Smoke grenade sparks range fire
August 28, 2008
FORT MEADE, Md. (Army News Service, Aug. 28, 2008) -- For the 55th Signal Company, Combat Camera, it all started with a smoke grenade, dry conditions and a layer of leaves in the woods.
The 55th Signal Company's most recent training exercise was anything but routine; their training resulted in a three-day smoldering fire in the range area. Instead of looking upon the situation as a crisis, however, the unit's commander saw it as yet another chance to learn.
"This was an unexpected training opportunity," said Maj. Donald W. Reeves, commander, 55th Signal Company. "We started the mess, so it's only right that we help clean it up."
Combat Camera had been given the authorization to use pyrotechnics for their recent field training exercise at the Maryland installation. All the proper precautions were taken before the exercise to ensure Soldiers would not be injured. What the unit's risk assessment did not consider, however, was using smoke grenades during dry forest conditions.
The fire started in what was initially a small area, but eventually spread to nearly three acres. Firefighters there had to dig deep under the black charred leaves to uncover the fire still smoldering underground.
To assist in smothering the spreading fire, volunteers from several Fort Meade units were called in. About ten members of the Public Affairs Advanced Noncommissioned Officers Course, and between nearly 40 members of the 55th Combat Camera assisted in finding and removing the threat.
Suppressing the fire was a team effort with expert guidance provided by Capt. Ramon Davis, of the Fort Meade fire department.
"It is quite common for Fort Meade to have small hidden fires during the dryer season of the year," said Davis. "The also get range fires from time to time."
Suppressing the fire was not an easy task. Those assisting trenched around trees so water could be soaked into the root systems. The effort meant fireman did not need to repeatedly come back to check on those areas.
"It is a common thing to have a fire, but not to have the fire continue for several days and burn underneath a top layer of leaves and roots," said Capt. Joe Vanmeter, of the Fort Meade fire department. "To make sure the fire is out, you have to do a lot of physical digging to get under the surface of the roots -- to get down and dirty."
Training areas are limited at Fort Meade, so they are valuable to the units stationed there.
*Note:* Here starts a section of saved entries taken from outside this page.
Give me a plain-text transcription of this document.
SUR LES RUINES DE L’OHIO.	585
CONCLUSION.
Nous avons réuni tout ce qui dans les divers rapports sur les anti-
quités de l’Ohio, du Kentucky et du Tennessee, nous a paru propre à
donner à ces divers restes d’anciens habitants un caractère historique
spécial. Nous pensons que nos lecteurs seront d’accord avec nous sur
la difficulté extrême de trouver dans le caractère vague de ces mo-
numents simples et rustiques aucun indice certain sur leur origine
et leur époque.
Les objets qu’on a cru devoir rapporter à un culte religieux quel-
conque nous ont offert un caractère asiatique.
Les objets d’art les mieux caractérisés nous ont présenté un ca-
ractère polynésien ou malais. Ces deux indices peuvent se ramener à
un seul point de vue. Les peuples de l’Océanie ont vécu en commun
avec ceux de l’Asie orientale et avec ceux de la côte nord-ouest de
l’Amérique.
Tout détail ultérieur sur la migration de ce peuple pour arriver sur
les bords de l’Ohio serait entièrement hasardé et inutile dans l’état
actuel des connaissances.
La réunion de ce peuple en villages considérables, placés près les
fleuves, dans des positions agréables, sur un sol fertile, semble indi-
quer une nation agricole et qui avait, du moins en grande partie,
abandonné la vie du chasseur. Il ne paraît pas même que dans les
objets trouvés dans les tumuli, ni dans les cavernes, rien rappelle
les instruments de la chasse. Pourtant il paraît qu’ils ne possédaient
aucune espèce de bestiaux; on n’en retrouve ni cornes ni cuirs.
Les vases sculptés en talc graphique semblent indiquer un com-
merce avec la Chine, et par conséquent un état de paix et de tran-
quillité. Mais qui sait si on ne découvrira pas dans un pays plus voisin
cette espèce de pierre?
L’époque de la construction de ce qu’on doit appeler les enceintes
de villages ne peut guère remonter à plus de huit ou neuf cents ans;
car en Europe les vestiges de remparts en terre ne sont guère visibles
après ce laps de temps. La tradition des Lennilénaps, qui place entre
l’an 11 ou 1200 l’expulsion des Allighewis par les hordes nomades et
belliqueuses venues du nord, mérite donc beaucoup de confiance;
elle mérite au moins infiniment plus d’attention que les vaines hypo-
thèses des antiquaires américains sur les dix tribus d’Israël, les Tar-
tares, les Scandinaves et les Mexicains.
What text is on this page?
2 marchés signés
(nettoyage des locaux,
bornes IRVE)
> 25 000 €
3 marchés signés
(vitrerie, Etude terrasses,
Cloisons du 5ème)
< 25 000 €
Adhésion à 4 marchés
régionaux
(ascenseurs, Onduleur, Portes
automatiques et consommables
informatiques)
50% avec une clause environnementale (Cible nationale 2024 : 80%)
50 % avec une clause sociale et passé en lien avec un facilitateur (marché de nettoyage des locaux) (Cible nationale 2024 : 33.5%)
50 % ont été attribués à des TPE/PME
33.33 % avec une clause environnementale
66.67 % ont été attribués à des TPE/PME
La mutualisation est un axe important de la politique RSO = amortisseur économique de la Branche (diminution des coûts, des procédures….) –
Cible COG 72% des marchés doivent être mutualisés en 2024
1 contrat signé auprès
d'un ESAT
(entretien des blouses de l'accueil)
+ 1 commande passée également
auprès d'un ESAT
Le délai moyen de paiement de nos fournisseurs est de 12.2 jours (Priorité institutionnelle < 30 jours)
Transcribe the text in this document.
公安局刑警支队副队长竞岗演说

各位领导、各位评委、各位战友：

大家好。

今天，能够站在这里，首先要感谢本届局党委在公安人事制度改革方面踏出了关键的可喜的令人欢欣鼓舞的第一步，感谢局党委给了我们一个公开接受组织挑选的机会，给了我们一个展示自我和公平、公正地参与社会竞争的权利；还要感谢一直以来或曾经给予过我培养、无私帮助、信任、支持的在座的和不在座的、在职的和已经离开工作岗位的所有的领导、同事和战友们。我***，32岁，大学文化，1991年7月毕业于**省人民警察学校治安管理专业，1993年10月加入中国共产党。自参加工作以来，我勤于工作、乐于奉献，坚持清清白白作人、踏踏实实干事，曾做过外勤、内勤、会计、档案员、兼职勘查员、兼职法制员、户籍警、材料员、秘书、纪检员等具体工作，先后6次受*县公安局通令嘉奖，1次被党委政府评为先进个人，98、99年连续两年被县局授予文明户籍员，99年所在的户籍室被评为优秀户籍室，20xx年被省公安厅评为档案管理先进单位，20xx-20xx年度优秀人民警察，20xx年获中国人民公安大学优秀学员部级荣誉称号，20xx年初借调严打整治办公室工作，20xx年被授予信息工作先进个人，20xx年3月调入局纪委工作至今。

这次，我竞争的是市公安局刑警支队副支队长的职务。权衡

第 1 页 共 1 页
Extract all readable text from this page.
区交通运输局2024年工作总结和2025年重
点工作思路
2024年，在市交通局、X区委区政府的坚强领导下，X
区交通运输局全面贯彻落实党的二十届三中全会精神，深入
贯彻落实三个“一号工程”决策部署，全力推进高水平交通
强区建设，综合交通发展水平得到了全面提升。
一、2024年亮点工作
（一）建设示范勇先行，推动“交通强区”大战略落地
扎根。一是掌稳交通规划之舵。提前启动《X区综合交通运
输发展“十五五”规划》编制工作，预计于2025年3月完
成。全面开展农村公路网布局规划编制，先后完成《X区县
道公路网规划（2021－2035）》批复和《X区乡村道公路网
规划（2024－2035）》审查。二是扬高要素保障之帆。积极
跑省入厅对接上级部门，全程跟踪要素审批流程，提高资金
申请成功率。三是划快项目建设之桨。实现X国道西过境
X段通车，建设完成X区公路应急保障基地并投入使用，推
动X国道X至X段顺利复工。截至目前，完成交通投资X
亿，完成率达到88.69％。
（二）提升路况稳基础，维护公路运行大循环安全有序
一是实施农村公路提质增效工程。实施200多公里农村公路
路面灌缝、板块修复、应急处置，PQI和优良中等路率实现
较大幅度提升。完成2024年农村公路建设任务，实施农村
A fire on one of those ranges could have serious impact on the important training that happens at the installation.
"We have very little training area available," said Sgt. 1st Class, Mark A. Porter, U.S. Army Signal School, Fort Meade. "To lose some to a fire -- even temporarily while it is reworked or reseeded -- creates a big impact on our training."
Those involved in the cleanup agreed that one lesson learned from the experience is to pay special attention to surrounding areas when using incendiary devices for training.
"You need to do a risk assessment and take everything into consideration when using pyrotechnics," Reeves said.